Tomorrow Joan Nathan’s delicious new book, “Quiches, Kugels, and Couscous: My Search for Jewish Cooking in France,” debuts. Nathan dug deep into the countryside and cities of France to unearth 200 wonderful recipes and the stories behind them. She talks with Forward Ingredients columnist Leah Koenig about her first food memories in Paris as a teen, the evolution of Jewish food and kashrut in France and culinary collaboration among Jew and gentile cooks.
Below Nathan shares two recipes with us – a 400-year-old chocolate almond cake and a parve olive oil inflected chocolate mousse. Bon Appetit!
For a full review of the book, check back on Thursday for the “Ingredients” column.
Chocolate Almond Cake
This recipe for Chocolate Almond cake is four hundred years old, and was passed down orally in one Bayonne family from mother to daughter in Spanish, Ladino, and then French. The accent of rum was probably introduced in the seventeenth century. My guess is that at first the eggs would have been whole, and later separated, the whites whipped to give it more height, probably in the eighteenth century. This cake can be made with matzo cake meal for Passover.
yield: 1 cake, serving 8 people, or 24 1- inch circles or squares
7 tablespoons unsalted butter, or pareve margarine, plus more for greasing
8 ounces bittersweet chocolate, chopped
¾ cup granulated sugar
¼ teaspoon salt
3 large eggs, separated
1 teaspoon vanilla extract
1¼ cups finely chopped
½ cup all- purpose flour or matzo cake meal
6 tablespoons confectioners’
1 tablespoon rum
Optional garnish: raspberries and whipped cream
1) Preheat the oven to 350 degrees, and grease a 9- inch springform or cake pan.
2) Melt the chocolate in the top of a double boiler over low heat. Let cool slightly.
3) Cream the butter or margarine with the granulated sugar and salt in the bowl of an electric mixer equipped with a paddle.
4) Mix the cooled, melted chocolate into the butter. Then add the egg yolks, one at a time, beating well after each addition.
5) Finally, mix in the vanilla, almonds, and flour or cake meal.
6) In a clean bowl, with clean beaters, beat the egg whites to stiff peaks. Fold the egg whites into the cake batter.
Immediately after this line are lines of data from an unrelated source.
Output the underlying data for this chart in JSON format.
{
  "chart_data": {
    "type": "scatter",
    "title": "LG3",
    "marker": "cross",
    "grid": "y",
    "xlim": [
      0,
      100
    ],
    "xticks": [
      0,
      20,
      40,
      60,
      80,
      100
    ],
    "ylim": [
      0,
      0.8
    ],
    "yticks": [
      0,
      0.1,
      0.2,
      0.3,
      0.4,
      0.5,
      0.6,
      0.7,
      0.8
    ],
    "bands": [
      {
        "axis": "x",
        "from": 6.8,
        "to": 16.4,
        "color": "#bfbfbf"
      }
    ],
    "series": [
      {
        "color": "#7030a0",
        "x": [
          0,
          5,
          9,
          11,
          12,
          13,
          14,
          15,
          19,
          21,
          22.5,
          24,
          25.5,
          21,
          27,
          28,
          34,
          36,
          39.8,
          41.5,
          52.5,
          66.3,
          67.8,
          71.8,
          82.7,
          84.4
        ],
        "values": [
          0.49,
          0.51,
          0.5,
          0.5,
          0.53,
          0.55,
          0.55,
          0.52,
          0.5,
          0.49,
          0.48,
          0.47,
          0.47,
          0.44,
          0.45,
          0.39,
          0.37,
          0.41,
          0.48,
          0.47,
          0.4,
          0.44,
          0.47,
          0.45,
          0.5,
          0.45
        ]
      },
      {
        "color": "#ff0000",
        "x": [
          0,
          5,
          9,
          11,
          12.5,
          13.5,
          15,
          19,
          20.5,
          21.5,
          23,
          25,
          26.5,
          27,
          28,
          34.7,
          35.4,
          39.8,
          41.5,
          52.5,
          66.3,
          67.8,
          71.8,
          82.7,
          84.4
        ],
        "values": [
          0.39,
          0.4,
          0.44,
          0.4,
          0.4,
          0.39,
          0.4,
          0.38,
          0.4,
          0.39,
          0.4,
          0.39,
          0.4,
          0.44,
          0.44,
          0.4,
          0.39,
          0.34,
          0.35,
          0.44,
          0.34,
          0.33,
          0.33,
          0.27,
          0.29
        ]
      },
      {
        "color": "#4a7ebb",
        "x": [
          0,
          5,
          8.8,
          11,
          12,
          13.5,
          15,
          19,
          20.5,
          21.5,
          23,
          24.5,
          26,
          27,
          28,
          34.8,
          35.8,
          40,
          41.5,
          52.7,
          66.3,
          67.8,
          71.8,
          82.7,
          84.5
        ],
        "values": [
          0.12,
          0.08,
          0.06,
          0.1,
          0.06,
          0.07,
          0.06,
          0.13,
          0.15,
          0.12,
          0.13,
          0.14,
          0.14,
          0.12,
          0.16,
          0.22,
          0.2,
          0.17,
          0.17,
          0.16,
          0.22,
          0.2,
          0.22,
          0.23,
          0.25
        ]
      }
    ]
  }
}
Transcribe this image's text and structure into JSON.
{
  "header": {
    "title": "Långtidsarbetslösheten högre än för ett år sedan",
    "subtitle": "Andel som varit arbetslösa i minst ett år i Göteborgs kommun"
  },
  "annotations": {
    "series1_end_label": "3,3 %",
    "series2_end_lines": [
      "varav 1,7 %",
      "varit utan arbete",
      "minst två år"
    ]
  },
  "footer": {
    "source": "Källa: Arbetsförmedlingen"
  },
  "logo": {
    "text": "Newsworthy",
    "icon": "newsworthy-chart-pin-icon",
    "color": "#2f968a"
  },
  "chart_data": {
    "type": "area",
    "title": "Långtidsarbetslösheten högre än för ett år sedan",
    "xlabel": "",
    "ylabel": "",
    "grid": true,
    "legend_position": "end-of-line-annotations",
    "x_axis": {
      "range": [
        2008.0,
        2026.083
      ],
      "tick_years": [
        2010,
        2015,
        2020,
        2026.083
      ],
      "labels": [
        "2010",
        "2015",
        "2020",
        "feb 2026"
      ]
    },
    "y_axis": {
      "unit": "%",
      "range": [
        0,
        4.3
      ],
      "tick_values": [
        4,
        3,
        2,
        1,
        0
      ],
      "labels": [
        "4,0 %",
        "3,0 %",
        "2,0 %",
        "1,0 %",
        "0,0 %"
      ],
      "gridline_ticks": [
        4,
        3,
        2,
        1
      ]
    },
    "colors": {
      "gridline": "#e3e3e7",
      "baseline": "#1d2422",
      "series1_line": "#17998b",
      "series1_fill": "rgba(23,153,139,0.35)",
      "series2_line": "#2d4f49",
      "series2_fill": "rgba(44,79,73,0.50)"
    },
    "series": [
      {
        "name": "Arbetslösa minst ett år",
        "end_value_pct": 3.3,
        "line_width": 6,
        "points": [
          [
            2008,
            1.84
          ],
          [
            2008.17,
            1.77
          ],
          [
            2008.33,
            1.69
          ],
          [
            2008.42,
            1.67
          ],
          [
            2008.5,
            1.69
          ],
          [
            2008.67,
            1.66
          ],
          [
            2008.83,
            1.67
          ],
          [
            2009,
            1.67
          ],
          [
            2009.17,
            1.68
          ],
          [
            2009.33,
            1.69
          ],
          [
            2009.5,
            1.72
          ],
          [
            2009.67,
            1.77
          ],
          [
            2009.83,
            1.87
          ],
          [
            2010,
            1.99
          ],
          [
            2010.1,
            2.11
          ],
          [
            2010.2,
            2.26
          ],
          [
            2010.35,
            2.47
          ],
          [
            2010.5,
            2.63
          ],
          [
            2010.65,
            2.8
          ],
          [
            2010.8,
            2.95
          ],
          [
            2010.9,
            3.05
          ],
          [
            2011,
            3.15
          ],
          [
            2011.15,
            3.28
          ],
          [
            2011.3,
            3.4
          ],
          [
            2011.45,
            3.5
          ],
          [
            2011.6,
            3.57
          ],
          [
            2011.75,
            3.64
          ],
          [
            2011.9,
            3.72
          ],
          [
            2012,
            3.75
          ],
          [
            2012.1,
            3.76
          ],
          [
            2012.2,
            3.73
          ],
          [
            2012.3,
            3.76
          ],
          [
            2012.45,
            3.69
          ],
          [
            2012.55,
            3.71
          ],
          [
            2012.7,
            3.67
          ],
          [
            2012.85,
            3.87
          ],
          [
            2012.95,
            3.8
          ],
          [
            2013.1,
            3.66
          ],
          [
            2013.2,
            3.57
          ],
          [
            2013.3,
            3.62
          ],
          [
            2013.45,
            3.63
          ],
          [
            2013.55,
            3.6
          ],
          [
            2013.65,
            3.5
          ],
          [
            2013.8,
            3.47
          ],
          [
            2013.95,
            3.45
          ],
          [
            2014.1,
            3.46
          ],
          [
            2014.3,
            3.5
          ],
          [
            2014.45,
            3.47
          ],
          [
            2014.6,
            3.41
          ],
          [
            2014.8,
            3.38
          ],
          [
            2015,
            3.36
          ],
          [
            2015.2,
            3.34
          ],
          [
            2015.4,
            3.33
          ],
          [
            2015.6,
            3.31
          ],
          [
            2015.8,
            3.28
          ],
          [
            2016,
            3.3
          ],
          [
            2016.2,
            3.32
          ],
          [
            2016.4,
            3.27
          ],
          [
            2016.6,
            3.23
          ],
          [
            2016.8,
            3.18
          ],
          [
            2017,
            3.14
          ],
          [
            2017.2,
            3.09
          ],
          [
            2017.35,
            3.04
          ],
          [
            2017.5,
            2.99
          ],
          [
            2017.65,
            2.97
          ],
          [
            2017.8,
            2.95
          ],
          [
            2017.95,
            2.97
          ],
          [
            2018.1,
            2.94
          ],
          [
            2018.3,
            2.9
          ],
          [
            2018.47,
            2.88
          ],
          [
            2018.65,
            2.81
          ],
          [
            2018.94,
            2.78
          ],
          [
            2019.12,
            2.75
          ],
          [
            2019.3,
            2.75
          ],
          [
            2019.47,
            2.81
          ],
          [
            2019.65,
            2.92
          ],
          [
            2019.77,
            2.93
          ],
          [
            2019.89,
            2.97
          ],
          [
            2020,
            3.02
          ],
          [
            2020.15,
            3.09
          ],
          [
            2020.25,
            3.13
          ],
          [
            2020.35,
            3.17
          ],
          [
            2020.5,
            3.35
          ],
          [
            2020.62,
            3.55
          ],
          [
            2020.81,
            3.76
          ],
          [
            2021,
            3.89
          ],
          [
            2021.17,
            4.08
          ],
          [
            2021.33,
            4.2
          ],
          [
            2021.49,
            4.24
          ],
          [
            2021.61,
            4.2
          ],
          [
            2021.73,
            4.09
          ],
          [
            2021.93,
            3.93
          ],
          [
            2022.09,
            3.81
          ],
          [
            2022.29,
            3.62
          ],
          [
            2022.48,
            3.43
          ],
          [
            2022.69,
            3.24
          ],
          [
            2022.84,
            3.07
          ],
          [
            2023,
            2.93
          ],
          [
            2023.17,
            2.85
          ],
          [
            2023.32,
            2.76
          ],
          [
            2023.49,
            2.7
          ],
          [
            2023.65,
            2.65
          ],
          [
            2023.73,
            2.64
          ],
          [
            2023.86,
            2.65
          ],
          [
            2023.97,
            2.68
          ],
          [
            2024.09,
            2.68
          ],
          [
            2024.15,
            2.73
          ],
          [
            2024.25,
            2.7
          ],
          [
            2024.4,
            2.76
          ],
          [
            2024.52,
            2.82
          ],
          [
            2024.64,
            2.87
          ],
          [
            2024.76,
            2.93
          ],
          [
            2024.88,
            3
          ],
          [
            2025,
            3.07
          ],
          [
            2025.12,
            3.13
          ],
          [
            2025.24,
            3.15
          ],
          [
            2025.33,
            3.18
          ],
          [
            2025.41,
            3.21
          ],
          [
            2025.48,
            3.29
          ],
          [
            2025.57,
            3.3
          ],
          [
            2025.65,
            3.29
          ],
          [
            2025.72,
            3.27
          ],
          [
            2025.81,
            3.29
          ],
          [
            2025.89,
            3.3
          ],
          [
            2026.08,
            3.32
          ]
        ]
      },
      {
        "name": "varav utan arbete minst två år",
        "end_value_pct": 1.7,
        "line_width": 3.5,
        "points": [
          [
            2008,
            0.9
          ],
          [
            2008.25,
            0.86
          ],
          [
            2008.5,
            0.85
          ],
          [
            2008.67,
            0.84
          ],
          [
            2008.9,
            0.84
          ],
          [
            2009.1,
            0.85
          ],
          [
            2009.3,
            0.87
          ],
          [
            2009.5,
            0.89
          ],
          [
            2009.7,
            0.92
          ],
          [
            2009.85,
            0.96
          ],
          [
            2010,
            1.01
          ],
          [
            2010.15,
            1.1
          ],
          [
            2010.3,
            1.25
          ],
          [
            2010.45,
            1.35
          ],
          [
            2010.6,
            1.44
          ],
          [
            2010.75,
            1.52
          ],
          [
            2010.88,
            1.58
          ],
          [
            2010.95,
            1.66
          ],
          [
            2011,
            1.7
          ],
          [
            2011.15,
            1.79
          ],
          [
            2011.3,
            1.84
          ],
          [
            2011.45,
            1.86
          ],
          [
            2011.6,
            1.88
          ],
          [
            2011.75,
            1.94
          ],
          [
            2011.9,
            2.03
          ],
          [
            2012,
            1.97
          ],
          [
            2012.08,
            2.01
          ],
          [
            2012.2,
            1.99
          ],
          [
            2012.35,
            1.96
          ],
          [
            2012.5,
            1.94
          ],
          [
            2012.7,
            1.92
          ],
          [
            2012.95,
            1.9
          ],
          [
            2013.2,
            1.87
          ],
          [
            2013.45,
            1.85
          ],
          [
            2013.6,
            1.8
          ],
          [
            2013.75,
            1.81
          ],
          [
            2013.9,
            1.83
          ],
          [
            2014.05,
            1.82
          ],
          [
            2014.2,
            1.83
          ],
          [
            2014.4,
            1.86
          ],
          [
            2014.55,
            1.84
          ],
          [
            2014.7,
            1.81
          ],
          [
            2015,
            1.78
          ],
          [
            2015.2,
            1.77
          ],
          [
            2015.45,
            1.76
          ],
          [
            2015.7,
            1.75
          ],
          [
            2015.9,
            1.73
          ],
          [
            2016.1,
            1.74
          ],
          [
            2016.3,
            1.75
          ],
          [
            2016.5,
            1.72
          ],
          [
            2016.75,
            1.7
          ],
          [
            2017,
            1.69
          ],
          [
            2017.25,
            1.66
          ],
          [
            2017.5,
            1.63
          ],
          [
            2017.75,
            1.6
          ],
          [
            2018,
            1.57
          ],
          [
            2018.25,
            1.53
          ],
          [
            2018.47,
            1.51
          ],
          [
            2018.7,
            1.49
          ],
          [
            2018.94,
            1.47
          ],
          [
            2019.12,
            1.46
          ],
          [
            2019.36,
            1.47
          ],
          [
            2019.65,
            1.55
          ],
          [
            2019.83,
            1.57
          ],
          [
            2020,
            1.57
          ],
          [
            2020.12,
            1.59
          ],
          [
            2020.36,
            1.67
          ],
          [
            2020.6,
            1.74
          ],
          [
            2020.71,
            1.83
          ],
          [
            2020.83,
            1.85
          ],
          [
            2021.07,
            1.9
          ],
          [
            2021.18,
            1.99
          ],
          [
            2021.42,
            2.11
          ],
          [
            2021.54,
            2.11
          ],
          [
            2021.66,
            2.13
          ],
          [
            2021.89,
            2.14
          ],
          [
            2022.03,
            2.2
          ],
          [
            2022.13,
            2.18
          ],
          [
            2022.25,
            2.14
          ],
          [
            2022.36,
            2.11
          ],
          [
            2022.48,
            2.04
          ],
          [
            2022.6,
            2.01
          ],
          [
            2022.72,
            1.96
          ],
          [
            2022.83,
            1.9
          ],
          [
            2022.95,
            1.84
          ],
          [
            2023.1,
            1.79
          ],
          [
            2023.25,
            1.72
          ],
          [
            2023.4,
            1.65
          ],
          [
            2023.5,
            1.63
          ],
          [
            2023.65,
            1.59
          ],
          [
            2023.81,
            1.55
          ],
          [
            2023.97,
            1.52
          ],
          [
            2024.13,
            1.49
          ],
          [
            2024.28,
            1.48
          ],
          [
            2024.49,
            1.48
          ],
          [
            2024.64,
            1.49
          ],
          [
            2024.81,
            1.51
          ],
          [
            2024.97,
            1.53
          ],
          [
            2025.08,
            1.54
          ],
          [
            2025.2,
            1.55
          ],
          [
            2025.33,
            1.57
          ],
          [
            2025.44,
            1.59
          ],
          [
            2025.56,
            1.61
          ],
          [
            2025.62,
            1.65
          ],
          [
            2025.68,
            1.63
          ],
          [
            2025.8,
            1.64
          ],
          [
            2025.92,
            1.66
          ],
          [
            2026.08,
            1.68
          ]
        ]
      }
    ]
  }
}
7) Pour into the springform pan, and bake for 30 to 35 minutes, inserting a cake tester or toothpick to make sure it is done. Cool on a rack, and unmold.
8) To make the glaze, dissolve the confectioners’ sugar in the rum and 1 tablespoon water. Mix well. Pour the glaze over the cooled cake.
This cake can also be cut into 1- inch circles or squares before glazing. If you wish, garnish with raspberries, and serve with a dollop of whipped cream.
Mousse au Chocolat et à l’Huile d’Olive
Chocolate and Olive Oil Mousse
Ever since Ana Bensadon moved to Madrid from her native Tangier in the 1950s, she has been writing to Sephardic Jews all over the world asking for recipes. “My idea is to leave a legacy for the young women,” she told me, while visiting her daughter in Florida. “It is very important to maintain fidelity to our traditions and to transmit them to the new generation.” Many recipes, like fijuelas and flan, are commonly known, but others, like this chocolate mousse using olive oil instead of cream, is a fascinating adaptation of a local French delicacy to comply with the laws of kashrut.
Yield: 8 to 10 servings
11 ounces 60- percent- cacao bittersweet chocolate
8 large eggs, separated
¾ cup sugar
½ cup extra- virgin olive oil
2 tablespoons kosher- for-Passover brandy
1) Melt the chocolate over low heat in the top of a double boiler. Cool slightly.
2) Beat the egg yolks in an electric mixer with ½ cup of the sugar until light. Whisk in the olive oil, brandy, and melted chocolate.
3) Beat the egg whites in the clean bowl of an electric mixer until soft peaks form.
4) Then beat in the remaining ¼ cup sugar, continuing until stiff peaks form.
5) Fold the whipped egg whites into the chocolate mixture, gently continuing to fold until no streaks of white remain.
Cover and refrigerate for 24 hours before serving.